Rs 10,000 cr Fund of Funds Scheme to focus on mfg, high-tech startups: DPIIT Secy

New Delhi, Feb 4 (PTI) – The government’s newly unveiled Rs 10,000 crore Fund of Funds Scheme (FFS) aims to drive growth in manufacturing and high-tech sectors, sectors that typically require long-term capital, according to a top government official.

Amardeep Singh Bhatia, Secretary in the Department for Promotion of Industry and Internal Trade (DPIIT), explained that this fresh iteration of the FFS would be distinct from previous funds, specifically targeting startups operating in high-end technologies and those focused on improving public service delivery.

The FFS, announced during the recent Budget, seeks to foster entrepreneurial growth by addressing the unique funding needs of startups that require capital for extended periods. While a similar fund was launched in 2016 with a corpus of Rs 10,000 crore, the new scheme will evolve the framework further to support diverse startups.

“The first series of FFS helped in establishing the Alternate Investment Fund (AIF) ecosystem, providing essential capital to startups,” Bhatia noted. "For this second phase, we have already conducted consultations with AIFs and SIDBI, and we expect this scheme to cater to a broader spectrum of startups, especially those needing funding beyond equity infusion and for longer durations."

Unlike the previous scheme, this new FFS will not be an extension of the existing fund but a standalone initiative.

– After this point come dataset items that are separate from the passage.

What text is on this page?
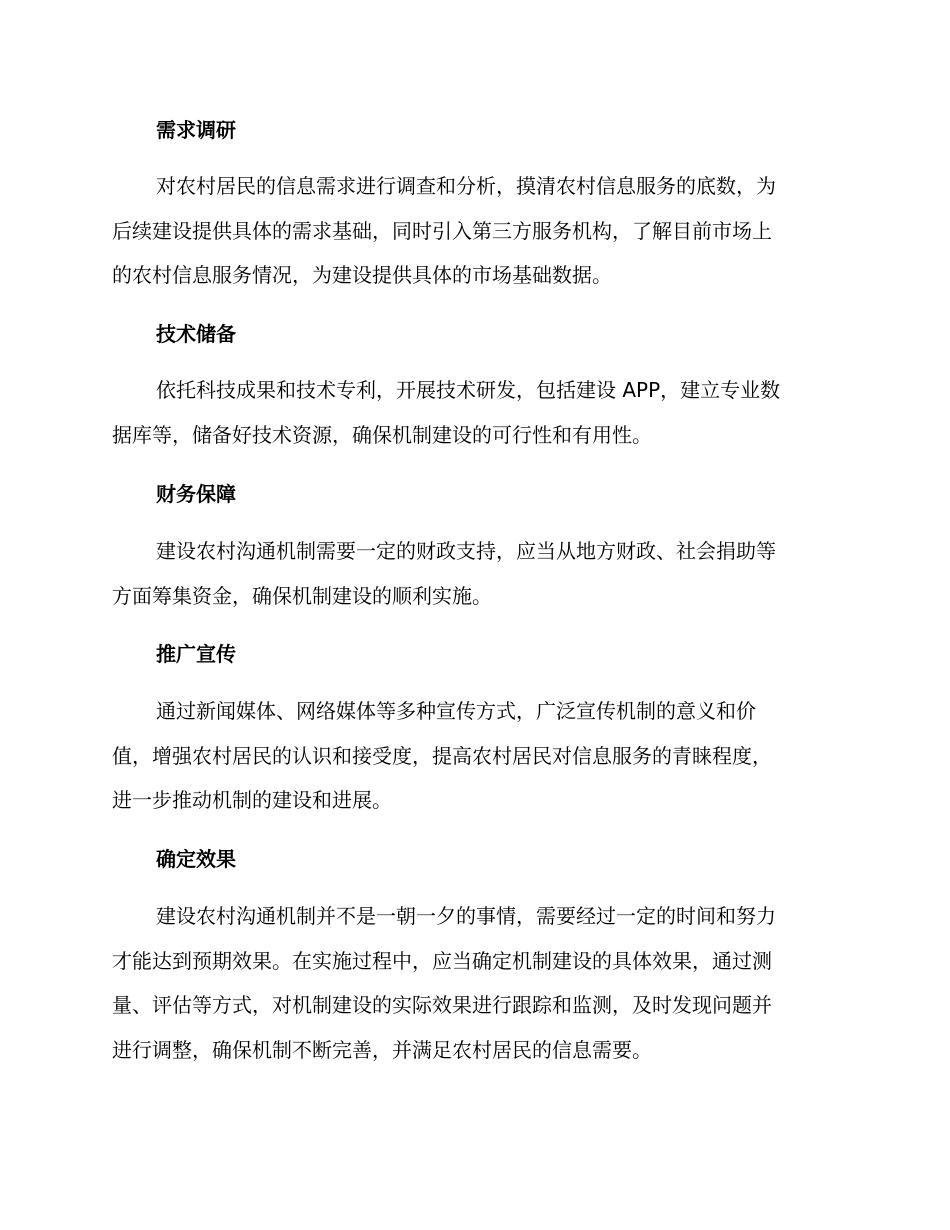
需求调研
对农村居民的信息需求进行调查和分析，摸清农村信息服务的底数，为
后续建设提供具体的需求基础，同时引入第三方服务机构，了解目前市场上
的农村信息服务情况，为建设提供具体的市场基础数据。
技术储备
依托科技成果和技术专利，开展技术研发，包括建设 APP，建立专业数
据库等，储备好技术资源，确保机制建设的可行性和有用性。
财务保障
建设农村沟通机制需要一定的财政支持，应当从地方财政、社会捐助等
方面筹集资金，确保机制建设的顺利实施。
推广宣传
通过新闻媒体、网络媒体等多种宣传方式，广泛宣传机制的意义和价
值，增强农村居民的认识和接受度，提高农村居民对信息服务的青睐程度，
进一步推动机制的建设和进展。
确定效果
建设农村沟通机制并不是一朝一夕的事情，需要经过一定的时间和努力
才能达到预期效果。在实施过程中，应当确定机制建设的具体效果，通过测
量、评估等方式，对机制建设的实际效果进行跟踪和监测，及时发现问题并
进行调整，确保机制不断完善，并满足农村居民的信息需要。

The original FFS has already catalyzed investments exceeding Rs 21,700 crore through AIFs, supporting over 1,180 startups. These AIFs have collectively raised approximately Rs 91,000 crore from various investors.

“Under the new scheme, we want to expand its scope," Bhatia added. "The previous scheme had a 10-year funding horizon, but now we plan to extend it to 14 or 15 years, which better aligns with the funding needs of high-tech sectors that have longer gestation periods." Discussions are also underway regarding the possibility of reworking the per-startup funding cap, with debt funds also being considered as a viable option.

Sanjiv, Joint Secretary at DPIIT, further elaborated on the scale of ambition for the new FFS, saying, "We are aiming for a 20-fold mobilisation of funds with the new scheme, compared to the 10-fold achieved under the first FFS."

The Budget also highlighted a special FFS for Deep Tech Startups, which will focus on providing "patient capital" to support disruptive innovations and larger ticket funding. Bhatia mentioned that consultations were ongoing to ensure that this part of the scheme adequately addresses the long-term capital needs of deep tech startups.

In addition to the FFS, the government’s Budget included provisions for the Jan Vishwas Bill 2.0, which aims to decriminalise over 100 provisions across various laws. Bhatia stated that 11 ministries had participated in drafting these amendments, which would affect laws like the Motor Vehicles Act, Textile Committee Act, and Legal Metrology Act.

Notably, the earlier Jan Vishwas (Amendment of Provisions) Act, 2023, succeeded in decriminalising 183 provisions across 42 different Acts.